As for PG&E’s timeline, it is currently collecting comments on its application to FERC to decommission and surrender the PVP until March 3.
“Toward the end of March, we hope to have those (comments) compiled and posted to the website so the public can see all the comments we received,” said Gigliotti, noting that “we will not respond to comments individually, but we will address them as appropriate within the document.”
When asked for more details about the process of removing both dams created for the PVP, Gigliotti said the removal of Scott Dam would be a “three-year process, with the first year involving lowering the reservoir, then installing a large hole, then plugging the hole, then when the reservoir comes back (during a high-flow year) we remove the plug, possibly with explosives, allowing the sediment to be flushed down.”
However, given that a “high-flow year” may not immediately follow the first year of the project, the first two years of the project may not be consecutive years, he said, explaining that “the first year will be preparing the site, then we need a wet, high-flow year to remove the sediment.”
As for Cape Horn Dam, Gigliotti said that dam “is anticipated to be removed at the same time” as Scott Dam. As far as construction of the new diversion facility, Manning said the plan was to build it at the same time that Cape Horn Dam was being removed in order to minimize disruption and intrusion.
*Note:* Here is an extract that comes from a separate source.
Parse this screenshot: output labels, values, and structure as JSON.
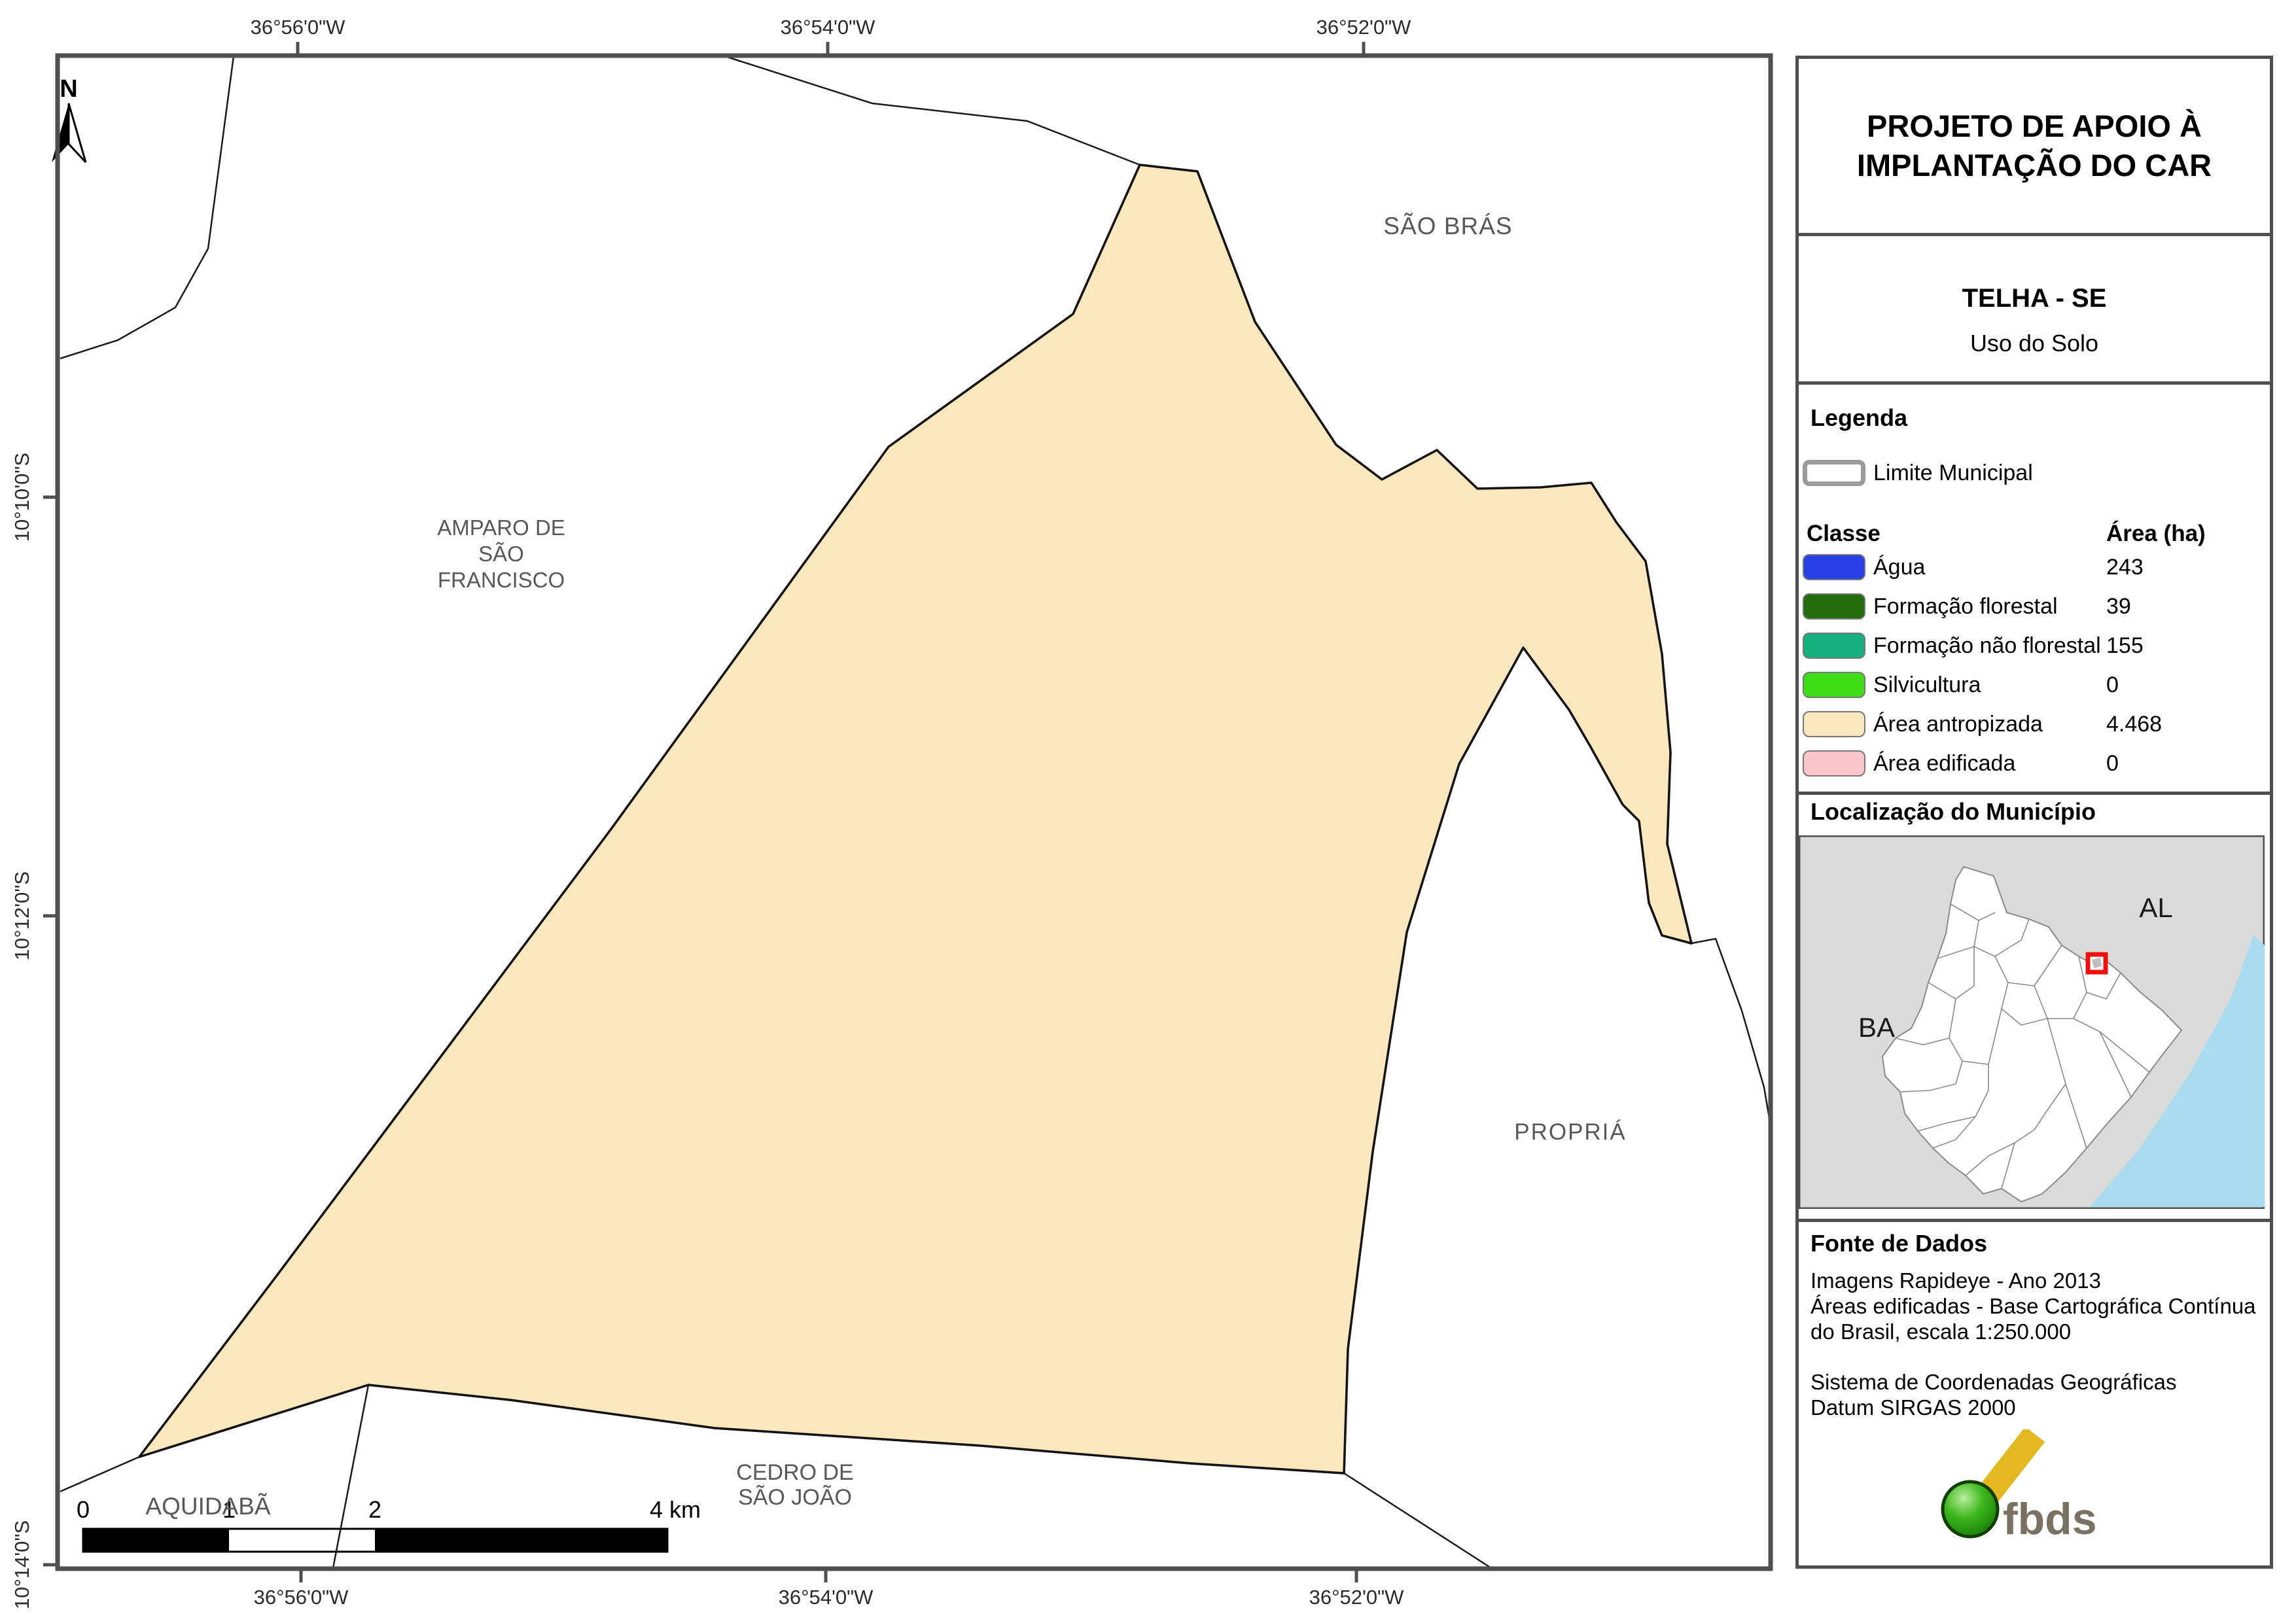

With about 10 minutes left in their scheduled 90-minute presentation, PG&E officials opened up a Q&A session that was then extended another 10 minutes as more than 150 people were still signed on at the end of the allotted time.
PG&E officials said that Thursday’s presentation was not recorded, but that the slides shown would be uploaded to the project website for public review “by close of business (Friday).”
That website is https://www.pottervalleysurrenderproceeding.com/
Contact Tony Gigliotti at Tony.Gigliotti@pge.com for questions and to obtain the password for the documents page. Also, Gigliotti said people interested in continuing operating campgrounds or other recreational facilities at the dam sites should contact him directly via email.